FramePack Diffusion model for Longer Video Gen for lower Vrams 🥰 🤟
— Stable Diffusion Tutorials (@SD_Tutorial) April 23, 2025
Setup locally: 👇🧐https://t.co/N4yBt8Y3GT pic.twitter.com/NYd0ulRG0F
Unlike traditional video AI models that we already used, consume excessive memory and often crash on consumer hardware, FramePack is designed to run smoothly on everyday computers, even a laptop with just 6GB of VRAM can generate full 30fps videos. You can get more detailed insights from their research paper.
Installation
1. Get ComfyUI installed if are new user.
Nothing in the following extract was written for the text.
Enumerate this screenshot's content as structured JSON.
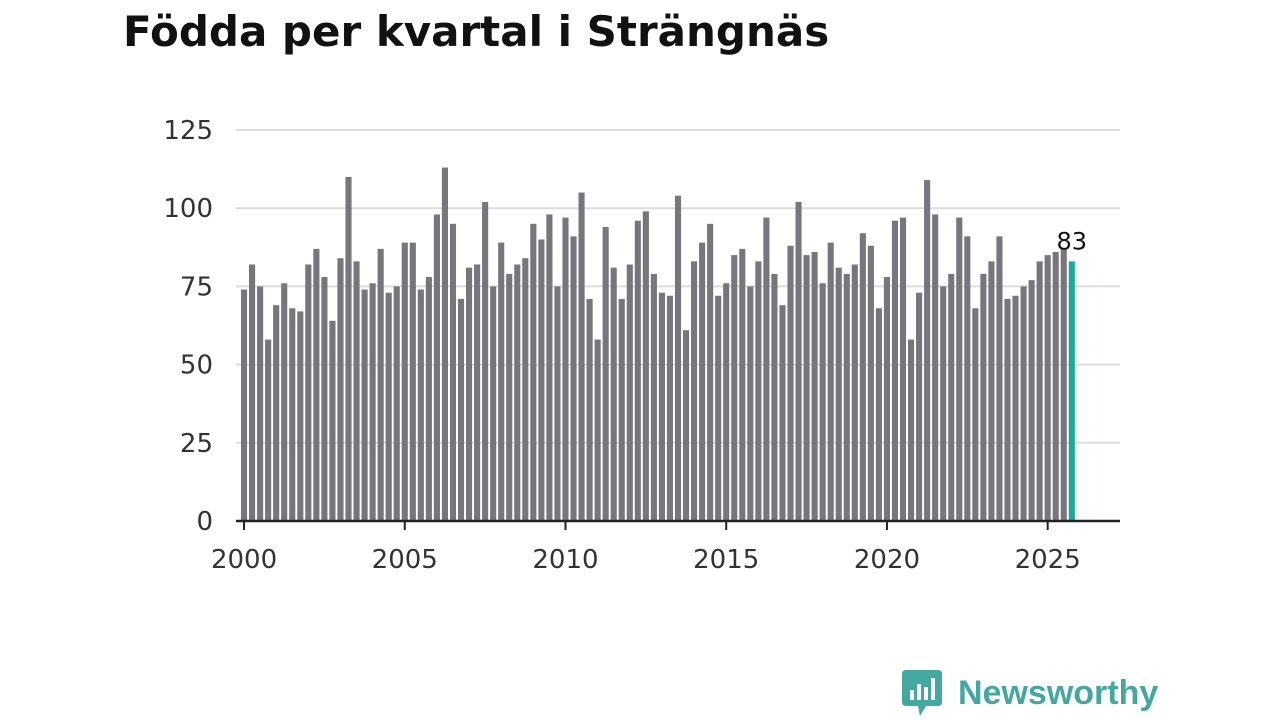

Older user have to update it from the Manager by clicking "Update ComfyUI".
2. Move into "ComfyUI/custom_nodes" folder. Clone the Kijai's y using the following command by typing into command prompt:
git clone https://github.com/kijai/ComfyUI-FramePackWrapper.git
3. Then install the required dependencies using following command into command prompt.
For normal ComfyUI users:
pip install -r requirements.txt
For ComfyUI portable user. Move inside ComfyUI_windows_portable folder and use this command:
python_embeded\python.exe -m pip install -r ComfyUI\custom_nodes\ComfyUI-FramePackWrapper\requirements.txt
4. Now, download the required base models, Text encoders, VAE, and clip Vision.
Here, we want to mention is that if you are already using the native support for HunyuanVideo by ComfyUI also described in our tutorial, you do not need to download these models (Text encoders, VAE, and clip Vision) as the project uses the same models. You only need to download the FramePack I2V diffusion model.
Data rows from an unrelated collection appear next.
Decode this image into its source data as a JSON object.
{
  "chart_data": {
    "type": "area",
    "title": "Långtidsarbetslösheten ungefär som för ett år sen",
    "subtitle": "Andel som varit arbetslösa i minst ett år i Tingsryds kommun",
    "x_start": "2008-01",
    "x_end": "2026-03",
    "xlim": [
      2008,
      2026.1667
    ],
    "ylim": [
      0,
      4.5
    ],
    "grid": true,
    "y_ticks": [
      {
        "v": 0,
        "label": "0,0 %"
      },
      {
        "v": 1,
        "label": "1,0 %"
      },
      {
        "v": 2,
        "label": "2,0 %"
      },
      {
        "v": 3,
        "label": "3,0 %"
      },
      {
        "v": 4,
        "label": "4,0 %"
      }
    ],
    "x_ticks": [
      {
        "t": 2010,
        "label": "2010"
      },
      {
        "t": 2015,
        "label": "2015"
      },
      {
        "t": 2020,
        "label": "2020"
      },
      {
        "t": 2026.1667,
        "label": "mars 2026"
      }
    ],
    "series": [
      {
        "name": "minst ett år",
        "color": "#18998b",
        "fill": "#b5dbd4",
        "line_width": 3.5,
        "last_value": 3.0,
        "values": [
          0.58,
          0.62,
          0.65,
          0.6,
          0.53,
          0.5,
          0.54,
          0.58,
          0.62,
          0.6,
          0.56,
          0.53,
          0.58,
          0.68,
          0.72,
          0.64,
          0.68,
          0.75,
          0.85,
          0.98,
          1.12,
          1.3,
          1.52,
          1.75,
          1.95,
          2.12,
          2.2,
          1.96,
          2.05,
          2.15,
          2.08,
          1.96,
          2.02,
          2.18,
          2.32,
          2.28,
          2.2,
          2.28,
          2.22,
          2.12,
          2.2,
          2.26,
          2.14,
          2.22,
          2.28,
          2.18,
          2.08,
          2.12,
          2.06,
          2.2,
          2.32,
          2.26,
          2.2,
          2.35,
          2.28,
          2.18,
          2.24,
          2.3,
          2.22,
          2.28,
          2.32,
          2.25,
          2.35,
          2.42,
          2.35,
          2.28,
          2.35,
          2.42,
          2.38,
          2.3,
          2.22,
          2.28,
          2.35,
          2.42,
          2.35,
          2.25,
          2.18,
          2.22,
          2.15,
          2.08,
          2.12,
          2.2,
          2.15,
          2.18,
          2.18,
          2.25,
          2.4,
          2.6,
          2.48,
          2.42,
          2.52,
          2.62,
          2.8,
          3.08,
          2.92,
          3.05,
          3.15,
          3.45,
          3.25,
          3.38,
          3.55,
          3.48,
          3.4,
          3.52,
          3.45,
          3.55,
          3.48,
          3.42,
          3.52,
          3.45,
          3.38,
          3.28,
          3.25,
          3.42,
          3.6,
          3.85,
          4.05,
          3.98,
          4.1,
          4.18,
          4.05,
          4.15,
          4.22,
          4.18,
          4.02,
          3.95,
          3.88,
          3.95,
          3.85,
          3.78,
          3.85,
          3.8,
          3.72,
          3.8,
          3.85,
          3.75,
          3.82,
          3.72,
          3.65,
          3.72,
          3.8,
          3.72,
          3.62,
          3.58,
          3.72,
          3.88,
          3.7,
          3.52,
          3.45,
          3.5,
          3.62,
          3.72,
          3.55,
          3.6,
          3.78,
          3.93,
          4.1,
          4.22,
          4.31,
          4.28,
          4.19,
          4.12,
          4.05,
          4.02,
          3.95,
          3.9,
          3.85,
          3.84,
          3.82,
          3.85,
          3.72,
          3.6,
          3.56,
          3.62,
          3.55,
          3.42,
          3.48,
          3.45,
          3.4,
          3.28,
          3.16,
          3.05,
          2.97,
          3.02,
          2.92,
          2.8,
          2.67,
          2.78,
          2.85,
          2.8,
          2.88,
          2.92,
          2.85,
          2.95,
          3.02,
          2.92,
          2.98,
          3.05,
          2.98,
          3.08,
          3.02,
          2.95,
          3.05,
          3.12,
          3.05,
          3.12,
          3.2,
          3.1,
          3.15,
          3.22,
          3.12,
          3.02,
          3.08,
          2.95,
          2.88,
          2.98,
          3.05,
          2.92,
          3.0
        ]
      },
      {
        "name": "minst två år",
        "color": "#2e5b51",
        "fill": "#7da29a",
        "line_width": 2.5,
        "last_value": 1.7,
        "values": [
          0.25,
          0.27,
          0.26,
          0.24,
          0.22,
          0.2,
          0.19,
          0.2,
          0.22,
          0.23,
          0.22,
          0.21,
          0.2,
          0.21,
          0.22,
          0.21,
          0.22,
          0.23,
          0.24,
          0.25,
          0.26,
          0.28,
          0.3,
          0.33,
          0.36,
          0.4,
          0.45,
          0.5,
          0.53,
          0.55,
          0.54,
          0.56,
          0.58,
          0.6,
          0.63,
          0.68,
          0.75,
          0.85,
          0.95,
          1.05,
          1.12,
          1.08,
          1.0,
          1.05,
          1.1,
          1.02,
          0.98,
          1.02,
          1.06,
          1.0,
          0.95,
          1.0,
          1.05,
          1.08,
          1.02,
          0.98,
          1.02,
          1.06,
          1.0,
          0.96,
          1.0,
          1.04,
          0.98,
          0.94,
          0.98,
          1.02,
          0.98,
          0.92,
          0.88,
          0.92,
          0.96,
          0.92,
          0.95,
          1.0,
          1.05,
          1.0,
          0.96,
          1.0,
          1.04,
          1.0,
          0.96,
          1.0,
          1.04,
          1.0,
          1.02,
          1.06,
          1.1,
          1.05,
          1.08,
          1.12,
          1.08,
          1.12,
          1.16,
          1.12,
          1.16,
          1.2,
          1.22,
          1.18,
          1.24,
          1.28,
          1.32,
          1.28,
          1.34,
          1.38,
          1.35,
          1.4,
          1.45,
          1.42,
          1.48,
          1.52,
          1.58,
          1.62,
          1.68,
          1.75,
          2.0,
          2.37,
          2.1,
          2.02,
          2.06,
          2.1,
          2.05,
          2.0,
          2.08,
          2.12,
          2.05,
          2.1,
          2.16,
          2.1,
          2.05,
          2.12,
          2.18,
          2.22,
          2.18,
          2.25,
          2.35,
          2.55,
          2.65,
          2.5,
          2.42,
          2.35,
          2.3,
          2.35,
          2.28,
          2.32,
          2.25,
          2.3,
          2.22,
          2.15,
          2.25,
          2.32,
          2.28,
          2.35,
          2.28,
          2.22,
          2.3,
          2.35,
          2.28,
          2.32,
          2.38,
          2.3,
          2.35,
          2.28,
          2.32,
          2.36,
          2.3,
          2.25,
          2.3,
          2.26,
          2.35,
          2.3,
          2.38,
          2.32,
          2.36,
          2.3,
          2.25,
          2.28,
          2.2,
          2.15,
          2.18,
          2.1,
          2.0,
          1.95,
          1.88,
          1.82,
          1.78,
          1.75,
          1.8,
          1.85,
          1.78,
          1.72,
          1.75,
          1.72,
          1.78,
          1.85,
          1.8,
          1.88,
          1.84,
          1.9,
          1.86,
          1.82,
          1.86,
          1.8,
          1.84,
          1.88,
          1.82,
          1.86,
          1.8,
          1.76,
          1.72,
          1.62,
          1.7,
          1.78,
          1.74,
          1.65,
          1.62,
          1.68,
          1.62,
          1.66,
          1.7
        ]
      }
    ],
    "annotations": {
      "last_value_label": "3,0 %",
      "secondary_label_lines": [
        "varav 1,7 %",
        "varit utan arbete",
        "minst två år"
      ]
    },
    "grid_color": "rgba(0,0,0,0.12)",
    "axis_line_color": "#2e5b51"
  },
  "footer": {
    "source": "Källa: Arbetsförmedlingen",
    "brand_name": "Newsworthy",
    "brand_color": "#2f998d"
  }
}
If you have not used, download and place these models into their respective folders:
-Download Clip Vision files , SigClip and put it in your ComfyUI/models/clip_vision folder.
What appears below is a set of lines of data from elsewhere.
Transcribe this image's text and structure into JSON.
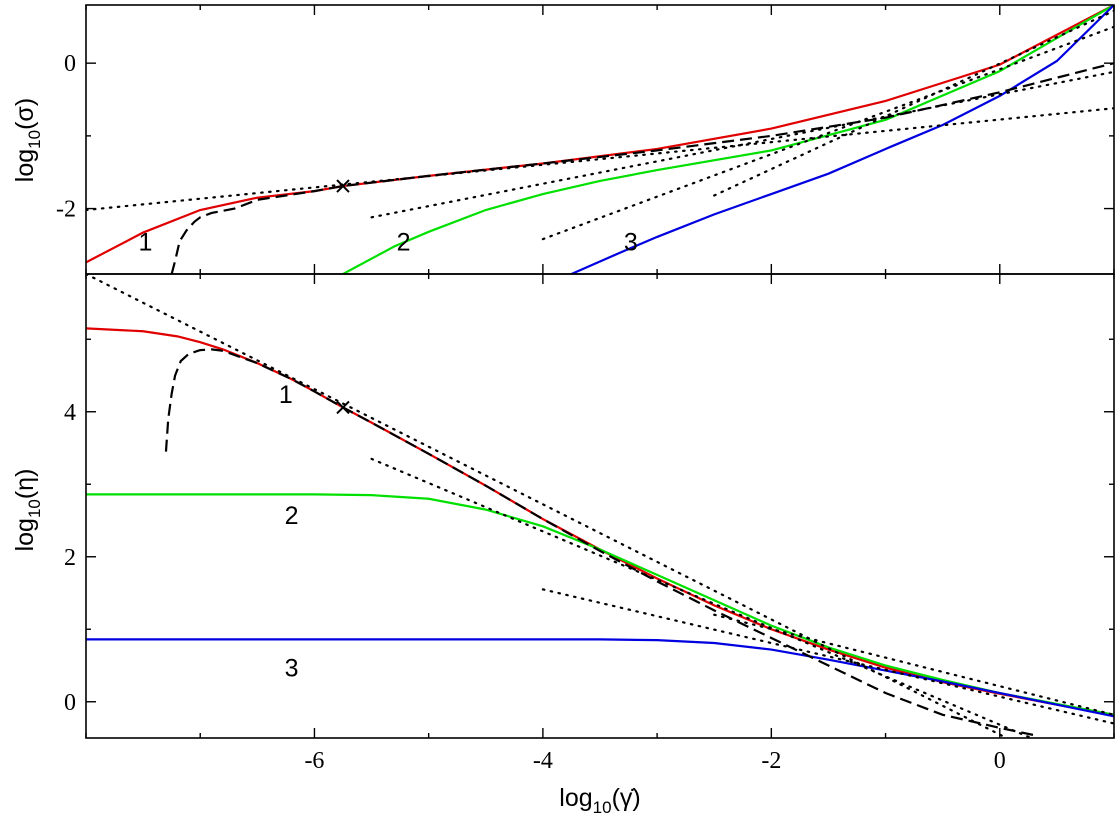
{
  "chart_data": [
    {
      "type": "line",
      "panel": "top",
      "ylabel": {
        "base": "log",
        "sub": "10",
        "rest": "(σ)"
      },
      "xlim": [
        -8,
        1
      ],
      "ylim": [
        -2.9,
        0.8
      ],
      "xticks": [
        -6,
        -4,
        -2,
        0
      ],
      "yticks": [
        -2,
        0
      ],
      "ytick_labels": [
        "-2",
        "0"
      ],
      "series": [
        {
          "name": "1",
          "color": "#e00000",
          "style": "solid",
          "x": [
            -8,
            -7.5,
            -7,
            -6.5,
            -6,
            -5.75,
            -5,
            -4,
            -3,
            -2,
            -1,
            0,
            1
          ],
          "y": [
            -2.74,
            -2.33,
            -2.02,
            -1.85,
            -1.76,
            -1.69,
            -1.55,
            -1.38,
            -1.18,
            -0.9,
            -0.52,
            -0.02,
            0.8
          ]
        },
        {
          "name": "2",
          "color": "#00e000",
          "style": "solid",
          "x": [
            -5.75,
            -5.3,
            -5,
            -4.5,
            -4,
            -3.5,
            -3,
            -2,
            -1,
            0,
            1
          ],
          "y": [
            -2.9,
            -2.52,
            -2.32,
            -2.02,
            -1.8,
            -1.62,
            -1.47,
            -1.2,
            -0.78,
            -0.11,
            0.8
          ]
        },
        {
          "name": "3",
          "color": "#0000e0",
          "style": "solid",
          "x": [
            -3.75,
            -3.3,
            -3,
            -2.5,
            -2,
            -1.5,
            -1,
            -0.5,
            0,
            0.5,
            1
          ],
          "y": [
            -2.9,
            -2.59,
            -2.39,
            -2.08,
            -1.8,
            -1.52,
            -1.18,
            -0.85,
            -0.45,
            0.03,
            0.8
          ]
        },
        {
          "name": "",
          "color": "#000000",
          "style": "dashed",
          "x": [
            -7.25,
            -7.22,
            -7.18,
            -7.12,
            -7.05,
            -7.0,
            -6.9,
            -6.7,
            -6.5,
            -6,
            -5.75,
            -5,
            -4,
            -3,
            -2,
            -1,
            0,
            1
          ],
          "y": [
            -2.9,
            -2.72,
            -2.45,
            -2.3,
            -2.18,
            -2.12,
            -2.06,
            -2.0,
            -1.88,
            -1.76,
            -1.69,
            -1.55,
            -1.38,
            -1.2,
            -1.0,
            -0.75,
            -0.4,
            0.0
          ]
        },
        {
          "name": "",
          "color": "#000000",
          "style": "dotted",
          "x": [
            -8,
            1
          ],
          "y": [
            -2.02,
            -0.62
          ]
        },
        {
          "name": "",
          "color": "#000000",
          "style": "dotted",
          "x": [
            -5.5,
            1
          ],
          "y": [
            -2.12,
            -0.12
          ]
        },
        {
          "name": "",
          "color": "#000000",
          "style": "dotted",
          "x": [
            -4,
            1
          ],
          "y": [
            -2.42,
            0.5
          ]
        },
        {
          "name": "",
          "color": "#000000",
          "style": "dotted",
          "x": [
            -2.5,
            1
          ],
          "y": [
            -1.82,
            0.72
          ]
        }
      ],
      "markers": [
        {
          "x": -5.75,
          "y": -1.69,
          "symbol": "x"
        }
      ],
      "annotations": [
        {
          "text": "1",
          "x": -7.48,
          "y": -2.58
        },
        {
          "text": "2",
          "x": -5.22,
          "y": -2.58
        },
        {
          "text": "3",
          "x": -3.23,
          "y": -2.58
        }
      ]
    },
    {
      "type": "line",
      "panel": "bottom",
      "ylabel": {
        "base": "log",
        "sub": "10",
        "rest": "(η)"
      },
      "xlabel": {
        "base": "log",
        "sub": "10",
        "rest": "(γ̇)"
      },
      "xlim": [
        -8,
        1
      ],
      "ylim": [
        -0.5,
        5.9
      ],
      "xticks": [
        -6,
        -4,
        -2,
        0
      ],
      "xtick_labels": [
        "-6",
        "-4",
        "-2",
        "0"
      ],
      "yticks": [
        0,
        2,
        4
      ],
      "ytick_labels": [
        "0",
        "2",
        "4"
      ],
      "series": [
        {
          "name": "1",
          "color": "#e00000",
          "style": "solid",
          "x": [
            -8,
            -7.5,
            -7.2,
            -7,
            -6.8,
            -6.5,
            -6.2,
            -6,
            -5.75,
            -5.5,
            -5,
            -4.5,
            -4,
            -3.5,
            -3,
            -2.5,
            -2,
            -1.5,
            -1,
            -0.5,
            0,
            0.5,
            1
          ],
          "y": [
            5.15,
            5.11,
            5.04,
            4.96,
            4.86,
            4.67,
            4.45,
            4.28,
            4.06,
            3.85,
            3.42,
            2.98,
            2.52,
            2.1,
            1.7,
            1.33,
            1.0,
            0.72,
            0.47,
            0.27,
            0.11,
            -0.04,
            -0.18
          ]
        },
        {
          "name": "2",
          "color": "#00e000",
          "style": "solid",
          "x": [
            -8,
            -6,
            -5.5,
            -5,
            -4.5,
            -4,
            -3.5,
            -3,
            -2.5,
            -2,
            -1.5,
            -1,
            -0.5,
            0,
            0.5,
            1
          ],
          "y": [
            2.86,
            2.86,
            2.85,
            2.8,
            2.65,
            2.42,
            2.1,
            1.75,
            1.4,
            1.05,
            0.75,
            0.5,
            0.3,
            0.12,
            -0.03,
            -0.18
          ]
        },
        {
          "name": "3",
          "color": "#0000e0",
          "style": "solid",
          "x": [
            -8,
            -4,
            -3.5,
            -3,
            -2.5,
            -2,
            -1.5,
            -1,
            -0.5,
            0,
            0.5,
            1
          ],
          "y": [
            0.86,
            0.86,
            0.86,
            0.85,
            0.81,
            0.72,
            0.58,
            0.43,
            0.28,
            0.12,
            -0.04,
            -0.2
          ]
        },
        {
          "name": "",
          "color": "#000000",
          "style": "dashed",
          "x": [
            -7.3,
            -7.28,
            -7.25,
            -7.22,
            -7.17,
            -7.1,
            -7.0,
            -6.9,
            -6.8,
            -6.5,
            -6.2,
            -6,
            -5.75,
            -5.5,
            -5,
            -4.5,
            -4,
            -3.5,
            -3,
            -2.5,
            -2,
            -1.5,
            -1,
            -0.5,
            0,
            0.3
          ],
          "y": [
            3.45,
            3.9,
            4.25,
            4.5,
            4.7,
            4.8,
            4.85,
            4.86,
            4.84,
            4.67,
            4.45,
            4.28,
            4.06,
            3.85,
            3.42,
            2.98,
            2.52,
            2.08,
            1.66,
            1.26,
            0.88,
            0.5,
            0.12,
            -0.18,
            -0.36,
            -0.46
          ]
        },
        {
          "name": "",
          "color": "#000000",
          "style": "dotted",
          "x": [
            -8,
            0.5
          ],
          "y": [
            5.9,
            -0.85
          ]
        },
        {
          "name": "",
          "color": "#000000",
          "style": "dotted",
          "x": [
            -5.5,
            0.5
          ],
          "y": [
            3.35,
            -0.65
          ]
        },
        {
          "name": "",
          "color": "#000000",
          "style": "dotted",
          "x": [
            -4,
            1
          ],
          "y": [
            1.55,
            -0.3
          ]
        },
        {
          "name": "",
          "color": "#000000",
          "style": "dotted",
          "x": [
            -2.5,
            1
          ],
          "y": [
            1.2,
            -0.18
          ]
        }
      ],
      "markers": [
        {
          "x": -5.75,
          "y": 4.06,
          "symbol": "x"
        }
      ],
      "annotations": [
        {
          "text": "1",
          "x": -6.25,
          "y": 4.12
        },
        {
          "text": "2",
          "x": -6.2,
          "y": 2.45
        },
        {
          "text": "3",
          "x": -6.2,
          "y": 0.35
        }
      ]
    }
  ]
}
-Download Text Encoders files and save them into your ComfyUI/models/text_encoders directory.
-Download VAE model then put it into your your ComfyUI/models/vae folder.
5. Now, download the FramePack diffusion model. Create folders inside "ComfyUI/models/diffusers/" folder as lllyasviel . Move inside it and create new folder FramePackI2V_HY folder and save the model inside it.
or
Download the FramePack I2V FP8 or FramePackI2V Fp16 and save this into your "ComfyUI/models/diffusion_models" folder.
Select the one that suits your hardware and use cases. Fp8 requires low VRAM with lower quality generation whereas FP16 uses high VRAM with high quality output.
6. Restart ComfyUI and refresh it.
Workflow
1. Workflow can be found inside your "ComfyUI/custom_nodes/ComfyUI-FramePackWrapper/example_workflows" folder.
2. Drag and drop into ComfyUI.
3. In ComfyUI, you can adjust various settings like:
- Upload your image
- Put relevant prompt into prompt box
- Model precision (BF16, FP16, FP32)
- Set the Attention mode (SDPA, Flash Attention, or Sage Attention)
- Set the Video length in seconds
- GPU memory preservation (minimum 6GB)
FramePack represents a significant breakthrough in making high-quality video generation accessible to everyday users. Its innovative approach to memory management and bi-directional sampling solves key challenges that have limited video generation on consumer hardware.
While it's particularly well-suited for certain types of videos and has some limitations with complex scene changes, the ability to generate minutes-long videos in a single pass on a laptop GPU is truly revolutionary. For content creators, researchers, and AI enthusiasts, FramePack opens up new possibilities without requiring enterprise-grade hardware.